Отдохнувшие за эти дни, бодро выглядели казаки, словно и не было за их плечами тяжелых боев, ночных атак, изнурительного сидения в окопах. Уже перед выходом на отдых полк пополнили прибывшими из запасных сотен молодыми казаками, а поэтому со стороны не было заметно, какой урон понесли аргунцы в людском и конском составе. О минувших боях напоминали лишь простреленное во многих местах полковое знамя, не снятые еще повязки у людей, перенесших ранение, да новенькие георгиевские кресты на гимнастерках некоторых казаков. Но казакам не забыть, какие бои и лишения пережили они совсем недавно; помнят они и тех однополчан, что сложили свои головы на чужой, неласковой земле. Об этом и думал теперь ехавший в четвертом ряду своей сотни Егор. Вспомнился ему весельчак запевала Зарубин, погибший в ночном бою под Рава-Русской. В этом же бою погиб и посельщик Егора Веснин. Двух немцев зарубил Веснин, когда шли они в атаку в пешем строю, но и сам остался лежать с ними рядом: прямо в сердце Веснину вошел вражеский штык.
Много аргунцев навсегда выбыло из строя: при переправе через реку Пеликалие утонул суровый с виду, но хороший для казаков есаул Белоногих; погибли казаки Стрельников, Решетников, из второго взвода Пичуев, Булдыгеров, а от урядника Резникова остался, на краю воронки от разорвавшегося снаряда, лишь один сапог с левой ноги да обрывок штанины с желтым лампасом. Много там было тяжких страданий, смертей, всяких ужасов, но сейчас все это словно отодвинулось куда-то, затушевалось, и повеселевшие от хороших вестей казаки как ни в чем не бывало подхватывают разудалый припев казачьей песни. В мощных звуках песни тонет звяк оружия, дробный топот копыт.
После парада казаков спешили и выстроили четырехугольником на площади около церкви. Командир полка произнес короткую приветственную речь, зачитал очередную сводку об успешном ходе военных действий и под крики «ура» поздравил казаков с победами на фронте.

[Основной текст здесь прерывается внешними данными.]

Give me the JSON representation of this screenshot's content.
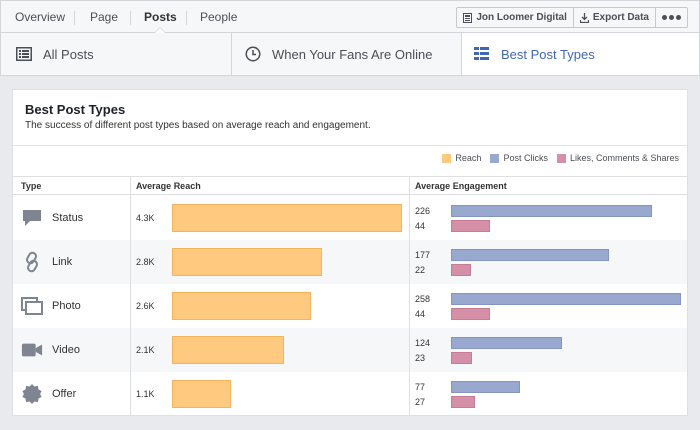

Затем отслужили благодарственный молебен, и на этом официальная часть праздника закончилась.
В этот день, по случаю праздника, казаков накормили отменно сытным обедом: жирными щами из свежего мяса, жареной бараниной с гречневой кашей — и выдали им двойную порцию водки.
Самое интересное в этот праздник началось после обеда на окраине села, где открывался вид на широкую, уходящую на север долину с речкой, заросшей ивами и кустами лозняка. Уж с утра все знали, что здесь начнутся массовые игры, состязания в беге, рубке, джигитовке и что победителям будут выданы призы: часы, отрезы сукна, пачки табаку и пр. Поэтому еще задолго до начала игр на бугре за околицей стали накапливаться шумные, пестрые толпы сельчан. Старики усаживались чинно в ряд на призбах крайних хат, на бревнах и прямо на земле, в тени плетней, которыми обнесены окраинные огороды. Молодежь грудилась отдельно, в нарядной толпе то тут, то там вспыхивали песни, слышался веселый говор, смех, треньканье балалайки и дробный перестук каблуков.
Казаки прибыли на игры в конном строю. По сигналу трубача большинство их спешилось, лошадей поставили на привязь. Вскоре возле хат, дворов и огородов выстроились длинные шеренги лошадей, привязанных к изгороди. На конях остались лишь те казаки, которые решили принять участие в джигитовке и других конных призовых состязаниях.